Autumn Budget – ISA allowance update
We explore what the Autumn Budget announcement means for you and your tax free ISA allowance.
ISAs explained
ISAs and savings accounts offer different benefits, depending on how you want to save, for how long, and how much access you want to your money. You can find out more about ISAs on our dedicated ISA hub.
Currently, you can put up to £20,000 into either a Cash ISA or a Stocks and Shares ISA – or split your allowance between them – without paying tax on the money or interest you earn.
How has the ISA allowance changed?
From April 2027, the overall ISA allowance each tax year remains at £20,000. However, if you’re under the age of 65, the amount you can pay into a Cash ISA is reducing to £12,000. The remaining £8,000 can be paid into a Stocks and Shares ISA.
If you’re over 65, nothing is changing - you can still put your full annual £20,000 allowance into a Cash ISA.
How does the change to the cash allowance affect me?
Aged 65 or older?

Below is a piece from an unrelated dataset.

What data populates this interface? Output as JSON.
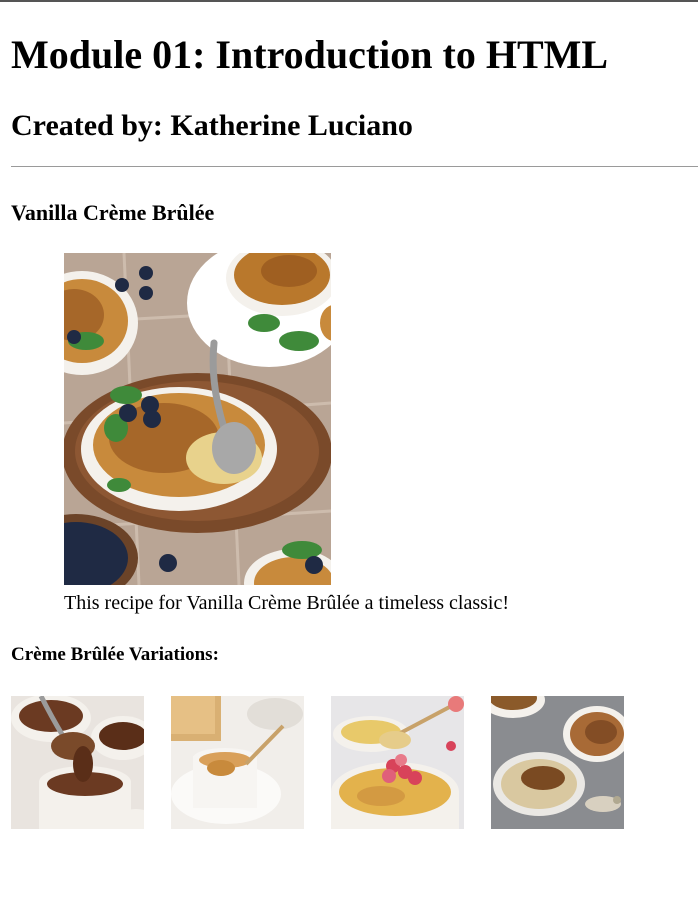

There’s no change to the way you save. The £20,000 Cash ISA limit will continue to apply.
Aged 64 or under? Your tax-free Cash ISA limit will fall to £12,000 in April 2027. This will only apply to new contributions you make from April 2027 and won't affect any contributions you’ve already made into an existing Cash ISA.
You’ll be able to use the remaining £8,000 of your total ISA limit if you invest in a Stocks and Shares ISA.
There's no change to the annual limit to Stocks and Shares ISAs. This will remain at £20,000.
The good news is that you can still make the most of the £20,000 allowance by topping up your ISA before the change comes in.
The earlier you do this the more compound interest you will earn before the tax-free allowance decreases.